There is nothing that sets the chattering classes chattering faster than the subject of house prices. Second only to the NHS, it is closer to a national religion than to a mere obsession, and reports are forever viewed through the prism of the owners. Any other form of inflation is reported as bad news, but it’s the opposite here. Even the tiny falls (taking prices back to where they were just before Christmas) are reported as “plunging house prices” like some national disaster.
Such is the government terror of anything resembling a bear market in residential property, that there is talk of a Help To Buy Mark II, or another subsidy despite the abject failure of Mark I. So used have we become to thinking of a house as a pension or something to pass on to the children that the greatest social divide is between the have-houses and the have-nots.
It’s hard to exaggerate how unhealthy this is, so how did we get here? Help-to-buy was only one factor, but there is no doubting the winners from this expensive idea – the big housebuilders effectively doubled their margins, as HTB buyers paid around 5 per cent more than others. Those housebuilders already had cartel-like dominance. Today, the biggest four command a third of the market.
Smaller developers, who in 1988 built two in five new homes, contributed just one in 10 last year. The rules demand that banks reserve much more against building loans than is needed for mortgages (where there is genuine competition) so the smaller fry are unable to get finance at a price they can afford.
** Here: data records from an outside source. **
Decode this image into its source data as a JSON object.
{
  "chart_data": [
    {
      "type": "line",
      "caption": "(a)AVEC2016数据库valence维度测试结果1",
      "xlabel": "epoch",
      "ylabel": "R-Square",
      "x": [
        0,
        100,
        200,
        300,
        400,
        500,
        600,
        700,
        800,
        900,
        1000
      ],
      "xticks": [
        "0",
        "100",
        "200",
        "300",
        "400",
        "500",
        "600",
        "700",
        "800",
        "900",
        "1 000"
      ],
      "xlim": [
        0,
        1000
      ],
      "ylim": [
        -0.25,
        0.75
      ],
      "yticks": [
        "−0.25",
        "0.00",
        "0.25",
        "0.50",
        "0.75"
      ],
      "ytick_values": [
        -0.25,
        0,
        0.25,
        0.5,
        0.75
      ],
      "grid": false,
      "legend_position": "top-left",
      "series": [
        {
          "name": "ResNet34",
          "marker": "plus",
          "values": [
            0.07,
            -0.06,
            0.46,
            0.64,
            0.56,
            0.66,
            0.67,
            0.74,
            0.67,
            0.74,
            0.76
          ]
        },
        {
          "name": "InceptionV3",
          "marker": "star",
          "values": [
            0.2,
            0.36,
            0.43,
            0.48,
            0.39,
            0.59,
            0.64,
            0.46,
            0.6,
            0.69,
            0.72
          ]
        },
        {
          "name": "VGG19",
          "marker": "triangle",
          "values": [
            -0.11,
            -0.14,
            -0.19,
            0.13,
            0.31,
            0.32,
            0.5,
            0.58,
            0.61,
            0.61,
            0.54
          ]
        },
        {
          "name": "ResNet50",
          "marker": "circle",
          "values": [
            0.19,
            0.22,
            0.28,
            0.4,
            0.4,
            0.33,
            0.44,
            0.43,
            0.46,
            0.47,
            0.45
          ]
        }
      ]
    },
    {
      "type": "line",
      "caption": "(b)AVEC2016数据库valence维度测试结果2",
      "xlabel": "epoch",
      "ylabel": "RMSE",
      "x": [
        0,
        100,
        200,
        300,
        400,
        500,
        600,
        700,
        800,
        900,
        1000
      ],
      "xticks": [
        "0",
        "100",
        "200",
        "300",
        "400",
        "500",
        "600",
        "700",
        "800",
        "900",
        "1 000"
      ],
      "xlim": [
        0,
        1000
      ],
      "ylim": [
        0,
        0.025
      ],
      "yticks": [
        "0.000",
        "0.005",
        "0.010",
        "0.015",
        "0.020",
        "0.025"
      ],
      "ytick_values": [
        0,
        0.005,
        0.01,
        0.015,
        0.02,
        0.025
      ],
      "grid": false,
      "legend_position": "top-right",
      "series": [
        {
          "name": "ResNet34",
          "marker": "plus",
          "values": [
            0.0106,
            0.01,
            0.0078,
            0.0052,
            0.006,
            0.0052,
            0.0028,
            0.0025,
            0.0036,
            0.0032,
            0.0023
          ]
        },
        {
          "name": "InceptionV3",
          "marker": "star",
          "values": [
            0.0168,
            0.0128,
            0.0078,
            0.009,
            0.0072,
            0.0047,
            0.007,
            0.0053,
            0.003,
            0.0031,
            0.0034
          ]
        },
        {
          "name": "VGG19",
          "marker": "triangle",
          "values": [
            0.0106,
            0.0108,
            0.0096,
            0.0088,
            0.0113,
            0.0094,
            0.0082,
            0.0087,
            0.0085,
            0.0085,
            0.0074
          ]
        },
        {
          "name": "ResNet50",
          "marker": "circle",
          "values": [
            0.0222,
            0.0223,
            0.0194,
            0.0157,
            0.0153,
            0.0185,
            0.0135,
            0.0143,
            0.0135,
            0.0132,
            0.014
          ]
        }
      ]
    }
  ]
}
The delays and bizarre decisions in the labyrinthine planning process have also done for many of them, as viewers of Clarkson’s Farm might suspect. Theresa Villiers, a former Environment Secretary, does not even accept that there is a housing shortage, an attitude described by Cap-X’s Robert Colville as BANANAs – Build Absolutely Nothing Anywhere Near Anyone.
This is what the market effectively forces builders to do. Hence the proliferation of bleak estates, highly dependent on car transport, and with the mean little windows that comply with the 3-D jigsaw of planning, insulation and environmental constraints. This week a study by a think tank, the Centre for Cities, pointed out that Britain has a cumulative shortfall of over 4m (unbuilt) homes since the last war. It pins the blame firmly on the planning rules.
These have been massively expanded since the original 1947 Act, mostly by stealth as local planners have become progressively more prescriptive about what can and cannot be allowed. This is a salutary lesson for those advocating more local control over development – the main consequence would be a lot less of it.
Old owner-occupiers already pull up the drawbridge against the young who want to join them, and such is geriatric voting power that no politician dare say that falling house prices would be a good thing. Unless and until the renters and wannabe home owners rise up at the ballot box, the government will rig the market to ensure that the prices never go down, and we shall all be poorer.
That’s inflation for you
How high is inflation? Measured on the Consumer Prices Index, it is down from its October peak, although at 10.1 in January, not very far down. Measured by the CPIH, which includes owner-occupiers costs, it is currently a slightly less gruesome 8.8 per cent. What of the Retail Prices Index, which for years was considered a kind of cost-of-living measure? The authorities would rather we forgot it. Scroll down quite a long way on the Office for National Statistics site, and the shocking answer appears. The latest measure of the RPI reveals inflation at a blistering 13.4 per cent.